The Court ruled that Laval did not have to observe the trade union negotiated rate of pay for the industry. All it was bound by was the legal hourly rate of pay if there were no legally binding agreements for a particular industry. The Court based this judgement on the freedom for companies to provide services enshrined in EU treaties. It is very clear, however, that the right of business to trade profitably, even if this involves blatant exploitation, is put before the right of workers to defend decent wages and working conditions.  This ruling gives legal underpinning to, for example, the employment of agency workers in Ireland who can be required to do the same, or  even  more onerous, work as permanent  colleagues for much less wages. In these cases the Charter of Fundamental Rights entitles workers to the national minimum wage of ?8.65 an hour – nothing more. And this minimum wage is already in Irish law. The harsh reality, and the truth, is that putting the Charter of Fundamental Rights formally into EU law changes nothing from before.

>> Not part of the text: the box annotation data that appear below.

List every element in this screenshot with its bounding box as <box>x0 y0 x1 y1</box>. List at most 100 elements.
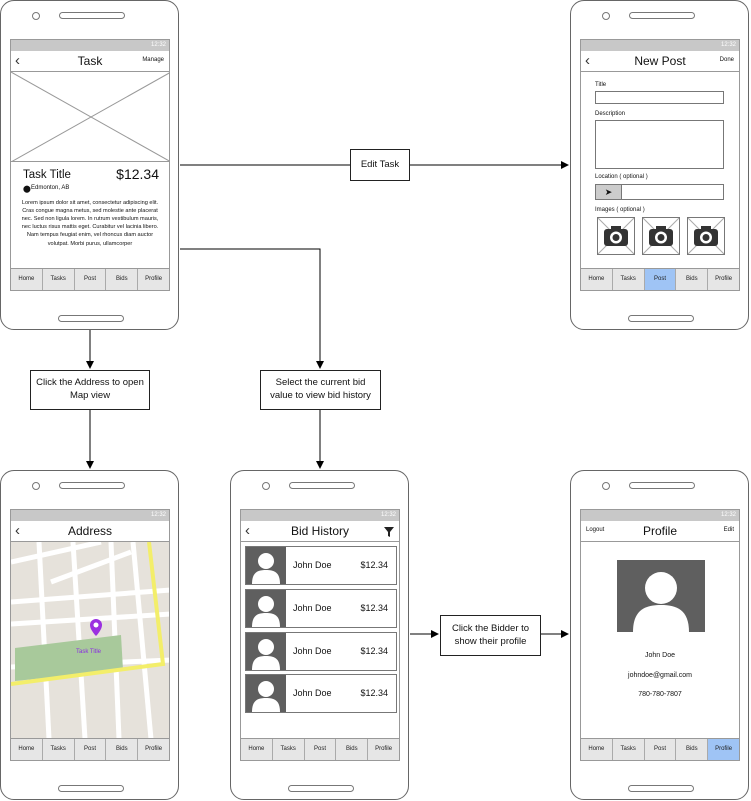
description-input[interactable] <box>595 120 724 169</box>
tab-tasks[interactable]: Tasks <box>613 739 645 760</box>
filter-icon[interactable] <box>384 527 394 537</box>
tab-tasks[interactable]: Tasks <box>43 269 75 290</box>
bidder-name: John Doe <box>293 603 332 613</box>
location-pin-icon: ⬤ <box>23 186 31 193</box>
image-upload-1[interactable] <box>597 217 635 255</box>
camera-icon <box>32 12 40 20</box>
tab-bar: Home Tasks Post Bids Profile <box>241 738 399 760</box>
bid-history-phone: 12:32 ‹ Bid History John Doe $12.34 John… <box>230 470 409 800</box>
avatar <box>246 675 286 712</box>
status-time: 12:32 <box>720 512 736 518</box>
tab-tasks[interactable]: Tasks <box>273 739 305 760</box>
map-pin-label: Task Title <box>76 649 102 655</box>
navigation-arrow-icon[interactable]: ➤ <box>596 185 622 199</box>
camera-icon <box>32 482 40 490</box>
task-location[interactable]: Edmonton, AB <box>31 185 69 191</box>
tab-profile[interactable]: Profile <box>138 739 169 760</box>
page-title: Address <box>67 524 113 538</box>
open-map-label: Click the Address to open Map view <box>30 370 150 410</box>
tab-post[interactable]: Post <box>644 269 677 290</box>
status-time: 12:32 <box>150 512 166 518</box>
avatar <box>246 633 286 670</box>
speaker-slot <box>629 482 695 489</box>
tab-bids[interactable]: Bids <box>676 269 709 290</box>
tab-profile[interactable]: Profile <box>708 269 739 290</box>
tab-home[interactable]: Home <box>581 739 613 760</box>
tab-home[interactable]: Home <box>11 269 43 290</box>
status-time: 12:32 <box>150 42 166 48</box>
tab-home[interactable]: Home <box>11 739 43 760</box>
bid-row[interactable]: John Doe $12.34 <box>245 546 397 585</box>
speaker-slot <box>289 482 355 489</box>
tab-bids[interactable]: Bids <box>106 269 139 290</box>
tab-home[interactable]: Home <box>241 739 273 760</box>
location-label: Location ( optional ) <box>595 174 648 180</box>
tab-home[interactable]: Home <box>581 269 613 290</box>
camera-icon <box>642 217 680 255</box>
address-nav: ‹ Address <box>11 521 169 542</box>
show-profile-label: Click the Bidder to show their profile <box>440 615 541 656</box>
tab-post[interactable]: Post <box>75 739 107 760</box>
profile-nav: Logout Profile Edit <box>581 521 739 542</box>
manage-button[interactable]: Manage <box>142 57 164 63</box>
camera-icon <box>597 217 635 255</box>
description-label: Description <box>595 111 626 117</box>
bid-price: $12.34 <box>360 603 388 613</box>
camera-icon <box>602 482 610 490</box>
profile-name: John Doe <box>645 652 675 659</box>
bid-row[interactable]: John Doe $12.34 <box>245 674 397 713</box>
bid-row[interactable]: John Doe $12.34 <box>245 632 397 671</box>
task-nav: ‹ Task Manage <box>11 51 169 72</box>
edit-task-label: Edit Task <box>350 149 410 181</box>
tab-post[interactable]: Post <box>305 739 337 760</box>
page-title: Bid History <box>290 524 349 538</box>
tab-bids[interactable]: Bids <box>336 739 369 760</box>
tab-profile[interactable]: Profile <box>138 269 169 290</box>
speaker-slot <box>59 12 125 19</box>
bidder-name: John Doe <box>293 646 332 656</box>
location-input[interactable]: ➤ <box>595 184 724 200</box>
tab-profile[interactable]: Profile <box>368 739 399 760</box>
status-bar: 12:32 <box>581 40 739 51</box>
status-time: 12:32 <box>720 42 736 48</box>
status-bar: 12:32 <box>581 510 739 521</box>
tab-tasks[interactable]: Tasks <box>613 269 645 290</box>
profile-phone: 12:32 Logout Profile Edit John Doe johnd… <box>570 470 749 800</box>
speaker-slot <box>59 482 125 489</box>
bid-row[interactable]: John Doe $12.34 <box>245 589 397 628</box>
bid-price: $12.34 <box>360 646 388 656</box>
tab-post[interactable]: Post <box>75 269 107 290</box>
map-view[interactable] <box>11 542 170 739</box>
bid-price: $12.34 <box>360 560 388 570</box>
task-title: Task Title <box>23 169 71 181</box>
done-button[interactable]: Done <box>720 57 734 63</box>
task-price[interactable]: $12.34 <box>116 166 159 182</box>
task-description: Lorem ipsum dolor sit amet, consectetur … <box>21 200 159 247</box>
home-button <box>628 785 694 792</box>
tab-post[interactable]: Post <box>645 739 677 760</box>
task-screen: 12:32 ‹ Task Manage Task Title $12.34 ⬤ … <box>10 39 170 291</box>
home-button <box>288 785 354 792</box>
images-label: Images ( optional ) <box>595 207 645 213</box>
profile-email: johndoe@gmail.com <box>628 672 692 679</box>
bid-history-label: Select the current bid value to view bid… <box>260 370 381 410</box>
bid-history-nav: ‹ Bid History <box>241 521 399 542</box>
page-title: Profile <box>642 524 677 538</box>
tab-bids[interactable]: Bids <box>676 739 709 760</box>
page-title: New Post <box>634 54 686 68</box>
tab-bids[interactable]: Bids <box>106 739 139 760</box>
camera-icon <box>687 217 725 255</box>
profile-avatar <box>617 560 705 632</box>
tab-tasks[interactable]: Tasks <box>43 739 75 760</box>
camera-icon <box>262 482 270 490</box>
title-input[interactable] <box>595 91 724 104</box>
tab-profile[interactable]: Profile <box>708 739 739 760</box>
profile-screen: 12:32 Logout Profile Edit John Doe johnd… <box>580 509 740 761</box>
image-upload-3[interactable] <box>687 217 725 255</box>
address-screen: 12:32 ‹ Address Task Title Home Tasks Po… <box>10 509 170 761</box>
status-bar: 12:32 <box>241 510 399 521</box>
tab-bar: Home Tasks Post Bids Profile <box>581 268 739 290</box>
new-post-nav: ‹ New Post Done <box>581 51 739 72</box>
image-upload-2[interactable] <box>642 217 680 255</box>
edit-button[interactable]: Edit <box>724 527 734 533</box>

For a democratic socialist Europe

The debate on the Lisbon Treaty will provide an invaluable opportunity for exposing the right-wing, pro-big business agenda of the EU elite and the utter bankruptcy of the trade union leadership which supports it. In the course of the debate, the Socialist Party will show that its opposition to Lisbon is not based on narrow nationalist grounds and will outline its alternative of a Europe where workers democratically control the major resources and reorganise society for the benefit of the big majority rather than for the super-profits of the corporate few. That would be a democratic, socialist  Europe where the arms industries would be transformed into an undertaking to help resolve the acute problems of our epoch, such as environmental degradation and address crucial issues such as the eradication of disease and the supply of clean water to every individual in every continent.